2. Challenge: Activities of firms that are outside of the perimeter and taking steps to monitor and take action to include (a) pre-paid funeral plan providers, (b) unregulated introducers, (c) unregulated mortgage book purchasers and (d) Investment consultants and proxy advisors.
(a) Whilst it is foreseeable that such providers are ultimately aiming to prevent a customer’s estate from being negatively impacted by inflationary prices, no such providers are currently regulated due to an exclusion in the RAO. The FCA are therefore aiming to extend the perimeters to include these providers in order for it to fall within the FCA’s regulatory remit.
(b) This relates to firms offering consumers free pension reviews. 9 January 2019 saw the introduction of a pension cold calling ban unless a firm is authorised by the FCA, and that consumer has consented to those calls or has an existing relationship with the caller. The ICO will be the enforcement body of this prohibition.
(c) The FCA wants to ensure that consumers are not prevented from being able to switch to cheaper and more affordable providers, and as such is consulting on changes to enable regulated mortgage providers to make ‘proportionate affordability assessments’ in respect of consumers that are both up to date with their payments and want to borrow from a regulated provider the same amount or less as they have borrowed under their current unregulated arrangement, the aim being to assist customers to move away from unregulated providers.
(d) Finally, this relates to those providing advice to pension fund trustees, or advising on voting advice and recommendations. Due to competition concerns, the Competition Markets Authority (CMA) has made recommendations that investment consultancy should become a regulated activity within the FCA’s remit. There are also now greater disclosure requirements on proxy advisors as per a recent EU directive that is now to be enforced by the FCA.
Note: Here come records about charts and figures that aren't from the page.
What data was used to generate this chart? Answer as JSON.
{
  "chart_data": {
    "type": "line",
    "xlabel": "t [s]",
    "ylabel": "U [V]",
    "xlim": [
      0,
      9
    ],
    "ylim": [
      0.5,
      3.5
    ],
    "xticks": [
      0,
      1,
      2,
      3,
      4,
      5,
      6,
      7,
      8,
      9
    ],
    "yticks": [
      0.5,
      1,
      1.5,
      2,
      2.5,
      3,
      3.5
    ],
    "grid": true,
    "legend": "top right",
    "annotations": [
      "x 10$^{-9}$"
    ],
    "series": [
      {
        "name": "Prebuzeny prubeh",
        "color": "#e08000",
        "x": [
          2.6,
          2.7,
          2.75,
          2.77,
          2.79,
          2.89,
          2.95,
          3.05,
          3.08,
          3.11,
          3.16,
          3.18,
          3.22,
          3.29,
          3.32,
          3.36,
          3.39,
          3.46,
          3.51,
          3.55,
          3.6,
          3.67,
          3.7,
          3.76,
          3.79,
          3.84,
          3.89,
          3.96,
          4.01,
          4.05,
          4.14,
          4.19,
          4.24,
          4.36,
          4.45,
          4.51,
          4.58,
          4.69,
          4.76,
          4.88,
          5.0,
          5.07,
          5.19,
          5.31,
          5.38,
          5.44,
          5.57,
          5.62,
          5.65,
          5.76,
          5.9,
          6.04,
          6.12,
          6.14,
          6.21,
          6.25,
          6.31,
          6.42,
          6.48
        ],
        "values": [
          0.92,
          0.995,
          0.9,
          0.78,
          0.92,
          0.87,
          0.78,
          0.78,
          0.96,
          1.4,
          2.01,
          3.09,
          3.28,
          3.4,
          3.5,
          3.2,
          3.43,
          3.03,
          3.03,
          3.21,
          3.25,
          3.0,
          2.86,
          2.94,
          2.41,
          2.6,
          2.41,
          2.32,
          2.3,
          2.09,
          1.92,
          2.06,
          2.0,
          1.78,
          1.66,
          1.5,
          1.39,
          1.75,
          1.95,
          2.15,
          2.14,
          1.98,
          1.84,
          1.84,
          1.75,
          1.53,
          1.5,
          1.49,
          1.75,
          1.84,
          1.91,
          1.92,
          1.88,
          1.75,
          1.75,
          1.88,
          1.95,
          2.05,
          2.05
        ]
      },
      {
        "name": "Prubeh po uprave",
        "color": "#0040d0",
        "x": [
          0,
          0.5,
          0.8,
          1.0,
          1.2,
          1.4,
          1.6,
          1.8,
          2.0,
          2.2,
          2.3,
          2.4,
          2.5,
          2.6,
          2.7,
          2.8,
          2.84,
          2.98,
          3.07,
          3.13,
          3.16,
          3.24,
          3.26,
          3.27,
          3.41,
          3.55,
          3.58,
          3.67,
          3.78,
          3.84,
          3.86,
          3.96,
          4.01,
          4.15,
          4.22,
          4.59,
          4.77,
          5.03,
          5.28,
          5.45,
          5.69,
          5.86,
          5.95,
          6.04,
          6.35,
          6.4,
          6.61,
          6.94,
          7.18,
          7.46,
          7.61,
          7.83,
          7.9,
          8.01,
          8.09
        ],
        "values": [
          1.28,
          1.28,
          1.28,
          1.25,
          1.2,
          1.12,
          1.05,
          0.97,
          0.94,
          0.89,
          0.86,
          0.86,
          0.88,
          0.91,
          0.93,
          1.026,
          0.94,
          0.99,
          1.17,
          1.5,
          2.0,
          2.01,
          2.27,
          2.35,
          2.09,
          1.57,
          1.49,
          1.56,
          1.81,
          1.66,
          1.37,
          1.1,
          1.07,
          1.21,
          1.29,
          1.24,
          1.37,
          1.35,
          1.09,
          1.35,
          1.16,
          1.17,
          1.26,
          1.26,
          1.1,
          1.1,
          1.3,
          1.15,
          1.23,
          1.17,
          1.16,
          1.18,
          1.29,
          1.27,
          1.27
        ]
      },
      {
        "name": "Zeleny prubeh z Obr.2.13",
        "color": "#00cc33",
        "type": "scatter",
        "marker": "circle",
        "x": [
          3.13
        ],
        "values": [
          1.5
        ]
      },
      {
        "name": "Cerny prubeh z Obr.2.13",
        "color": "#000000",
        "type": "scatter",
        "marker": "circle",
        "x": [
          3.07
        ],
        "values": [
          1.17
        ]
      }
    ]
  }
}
3. Challenge: The speed of change within markets and business models, including (a) digital financial services, (b) cross-border challenges, (c) cryptoassets and (d) the impact of tech companies entering the financial services sphere.
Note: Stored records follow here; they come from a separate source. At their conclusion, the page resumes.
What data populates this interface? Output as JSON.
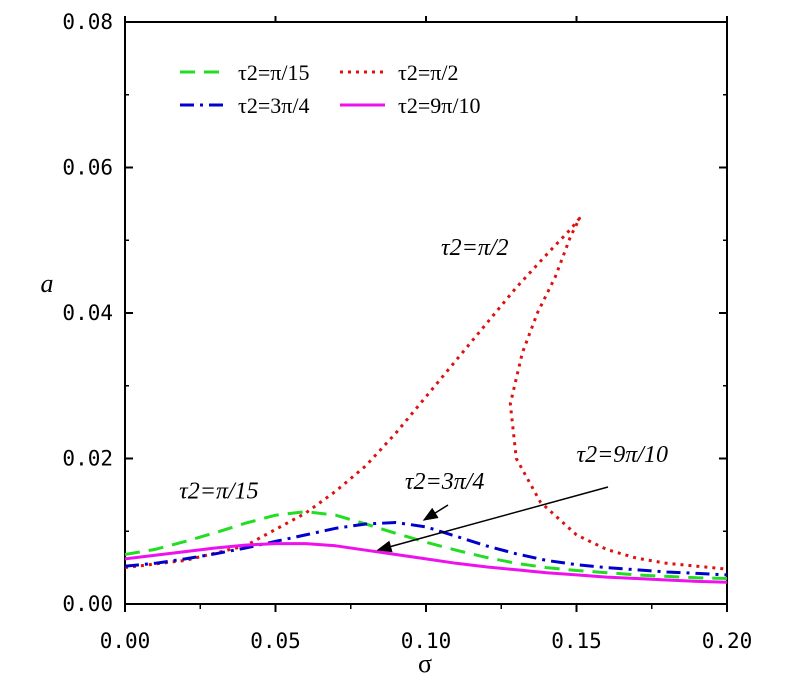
{
  "chart_data": {
    "type": "line",
    "xlabel": "σ",
    "ylabel": "a",
    "xlim": [
      0.0,
      0.2
    ],
    "ylim": [
      0.0,
      0.08
    ],
    "xticks": [
      "0.00",
      "0.05",
      "0.10",
      "0.15",
      "0.20"
    ],
    "yticks": [
      "0.00",
      "0.02",
      "0.04",
      "0.06",
      "0.08"
    ],
    "grid": false,
    "legend_position": "top-left",
    "series": [
      {
        "name": "τ2=π/15",
        "color": "#22dd22",
        "style": "dashed",
        "points": [
          [
            0.0,
            0.0068
          ],
          [
            0.01,
            0.0075
          ],
          [
            0.02,
            0.0086
          ],
          [
            0.03,
            0.0098
          ],
          [
            0.04,
            0.0111
          ],
          [
            0.05,
            0.0122
          ],
          [
            0.06,
            0.0127
          ],
          [
            0.07,
            0.0122
          ],
          [
            0.08,
            0.011
          ],
          [
            0.09,
            0.0097
          ],
          [
            0.1,
            0.0085
          ],
          [
            0.11,
            0.0074
          ],
          [
            0.12,
            0.0064
          ],
          [
            0.13,
            0.0056
          ],
          [
            0.14,
            0.005
          ],
          [
            0.15,
            0.0046
          ],
          [
            0.16,
            0.0043
          ],
          [
            0.17,
            0.004
          ],
          [
            0.18,
            0.0038
          ],
          [
            0.19,
            0.0036
          ],
          [
            0.2,
            0.0035
          ]
        ]
      },
      {
        "name": "τ2=π/2",
        "color": "#dd1111",
        "style": "dotted",
        "points": [
          [
            0.0,
            0.005
          ],
          [
            0.02,
            0.006
          ],
          [
            0.04,
            0.008
          ],
          [
            0.06,
            0.0125
          ],
          [
            0.07,
            0.0155
          ],
          [
            0.08,
            0.019
          ],
          [
            0.09,
            0.0235
          ],
          [
            0.1,
            0.0285
          ],
          [
            0.11,
            0.0335
          ],
          [
            0.12,
            0.0385
          ],
          [
            0.13,
            0.0435
          ],
          [
            0.14,
            0.048
          ],
          [
            0.148,
            0.0515
          ],
          [
            0.151,
            0.053
          ],
          [
            0.148,
            0.0505
          ],
          [
            0.143,
            0.045
          ],
          [
            0.137,
            0.04
          ],
          [
            0.132,
            0.0345
          ],
          [
            0.128,
            0.0275
          ],
          [
            0.13,
            0.02
          ],
          [
            0.138,
            0.014
          ],
          [
            0.15,
            0.0095
          ],
          [
            0.16,
            0.0075
          ],
          [
            0.17,
            0.0063
          ],
          [
            0.18,
            0.0056
          ],
          [
            0.19,
            0.0052
          ],
          [
            0.2,
            0.0048
          ]
        ]
      },
      {
        "name": "τ2=3π/4",
        "color": "#0000cc",
        "style": "dash-dot",
        "points": [
          [
            0.0,
            0.0052
          ],
          [
            0.01,
            0.0056
          ],
          [
            0.02,
            0.0062
          ],
          [
            0.03,
            0.0069
          ],
          [
            0.04,
            0.0077
          ],
          [
            0.05,
            0.0086
          ],
          [
            0.06,
            0.0095
          ],
          [
            0.07,
            0.0104
          ],
          [
            0.08,
            0.011
          ],
          [
            0.09,
            0.0112
          ],
          [
            0.1,
            0.0106
          ],
          [
            0.11,
            0.0093
          ],
          [
            0.12,
            0.008
          ],
          [
            0.13,
            0.0069
          ],
          [
            0.14,
            0.006
          ],
          [
            0.15,
            0.0054
          ],
          [
            0.16,
            0.005
          ],
          [
            0.17,
            0.0047
          ],
          [
            0.18,
            0.0044
          ],
          [
            0.19,
            0.0042
          ],
          [
            0.2,
            0.004
          ]
        ]
      },
      {
        "name": "τ2=9π/10",
        "color": "#ee11ee",
        "style": "solid",
        "points": [
          [
            0.0,
            0.0062
          ],
          [
            0.01,
            0.0067
          ],
          [
            0.02,
            0.0072
          ],
          [
            0.03,
            0.0077
          ],
          [
            0.04,
            0.0081
          ],
          [
            0.05,
            0.0083
          ],
          [
            0.06,
            0.0083
          ],
          [
            0.07,
            0.008
          ],
          [
            0.08,
            0.0074
          ],
          [
            0.09,
            0.0068
          ],
          [
            0.1,
            0.0062
          ],
          [
            0.11,
            0.0056
          ],
          [
            0.12,
            0.0051
          ],
          [
            0.13,
            0.0047
          ],
          [
            0.14,
            0.0043
          ],
          [
            0.15,
            0.004
          ],
          [
            0.16,
            0.0037
          ],
          [
            0.17,
            0.0035
          ],
          [
            0.18,
            0.0033
          ],
          [
            0.19,
            0.0031
          ],
          [
            0.2,
            0.003
          ]
        ]
      }
    ],
    "annotations": [
      {
        "text": "τ2=π/2",
        "at": [
          0.105,
          0.048
        ]
      },
      {
        "text": "τ2=π/15",
        "at": [
          0.018,
          0.0145
        ]
      },
      {
        "text": "τ2=3π/4",
        "at": [
          0.093,
          0.0158
        ]
      },
      {
        "text": "τ2=9π/10",
        "at": [
          0.15,
          0.0195
        ]
      }
    ]
  }
}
(a) ‘Horizon-scan future market development’ to stay one step ahead at all times to create any relevant safeguards as well as to identify online market developments.
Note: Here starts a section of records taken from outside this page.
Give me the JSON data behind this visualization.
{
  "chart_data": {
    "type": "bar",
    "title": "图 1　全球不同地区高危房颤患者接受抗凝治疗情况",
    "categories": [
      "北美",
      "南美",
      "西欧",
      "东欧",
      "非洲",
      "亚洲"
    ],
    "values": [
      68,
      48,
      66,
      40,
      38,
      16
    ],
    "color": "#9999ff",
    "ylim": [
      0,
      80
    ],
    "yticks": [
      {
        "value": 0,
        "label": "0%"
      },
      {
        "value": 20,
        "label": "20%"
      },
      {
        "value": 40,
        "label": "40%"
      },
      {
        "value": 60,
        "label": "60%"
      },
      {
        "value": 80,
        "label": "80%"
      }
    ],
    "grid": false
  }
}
(b) Sharing experience and lessons learned internationally to constantly assess whether a perimeter is fit for purpose, and then suitably future proof it.
(c) Further guidance to be released this summer (2019) as well as a paper at the end of 2019 consulting a potential ban on the sale to retail customers of cryptoassets that fall outside of the regulatory perimeter.
(d) A call for input on Open Finance to be released later this year (2019).
What does this mean for consumers?
Firstly, when a consumer is dealing with an FCA regulated firm, they may take confidence in the fact that the FCA have undertaken multiple regulatory checks, as part of the initial and ongoing authorisation of the firm for its permitted activities.
Secondly, an awareness that whilst confidence should be taken from the above, that this does not create a ‘zero-failure regime’. Consumers may be able to turn to the Financial Ombudsman Service (FOS) to complain or access compensation through the Financial Services Compensation Scheme (FSCS).
Finally, the FCA does significantly less work to prevent things from going wrong in the context of unregulated activities, so consumers have less protection in this regard.